Vol. 76/No. 31 August 20, 2012
Dozens of dairy farmers and other rural workers demonstrated July 23 outside the Arla milk processing plant in Hatfield Peverel, in Essex. Farmers came from a number of counties around the southeast of England and East Anglia.
John Smith, 25, has taken over running his father’s family farm. It has 100 cows. “There’s only 10 dairy farmers left in Essex now. We were just breaking even before,” he said, “but the price cuts have wiped us out.”
Hundreds of farmers have mobilized at other milk processing plants. Three of the largest processors—Arla, Dairy Crest and Wiseman—have reversed a 2 pence a liter price cut they were due to introduce in August following protest blockades at their plants (1 pence=US 2 cents).
“A reversal in the earlier cuts of May-June is a top priority,” said Andrew Hemmings, vice chair of Farmers For Action, which organized many of the protests. FFA called a temporary halt to protests at dairies but resumed them Aug. 2 outside the Iceland and Farmfoods supermarkets.

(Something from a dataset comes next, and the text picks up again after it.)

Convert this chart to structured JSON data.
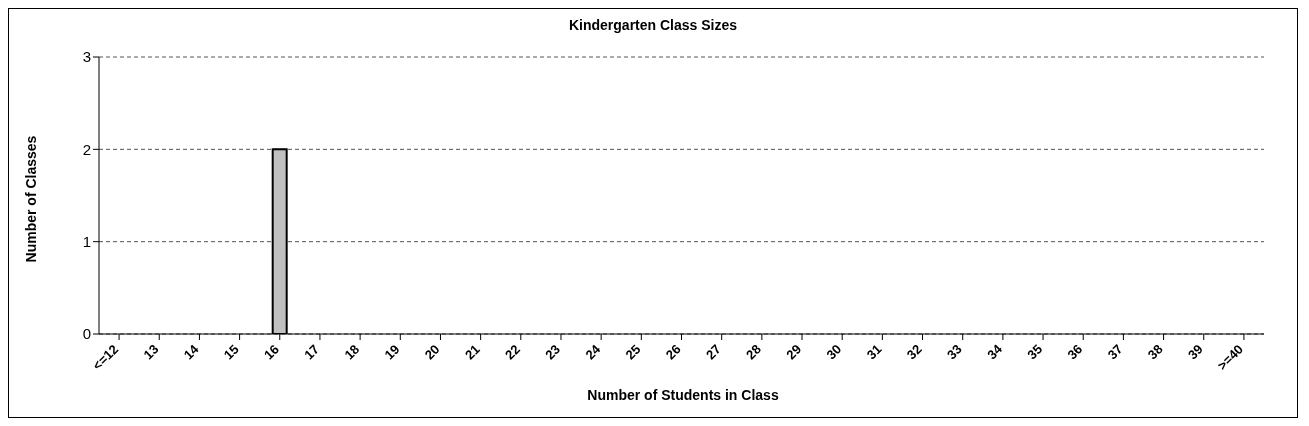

“This has shown what we can accomplish,” Surrey dairy farmer and FFA leader Youleitte Parkes told the Militant following a protest at Hatfield Peverel. “Now we get 27 pence a liter, not 25 pence, but this is still under our costs of production, so the fight goes on.
“We’re also hit by rising production costs. Despite having a bigger herd today we get a smaller yield than before because bad weather has affected the grass quality.”
“In 1995, supermarkets had a 10 percent margin on milk. Today it’s 35 percent,” Stephen Frankland, a dairy farmer from Ripon, Yorkshire, told the Guardian. “The consumer doesn’t have to pay more for their milk, the supermarket just has to cut its margins.”
Tony Hunt contributed to this article.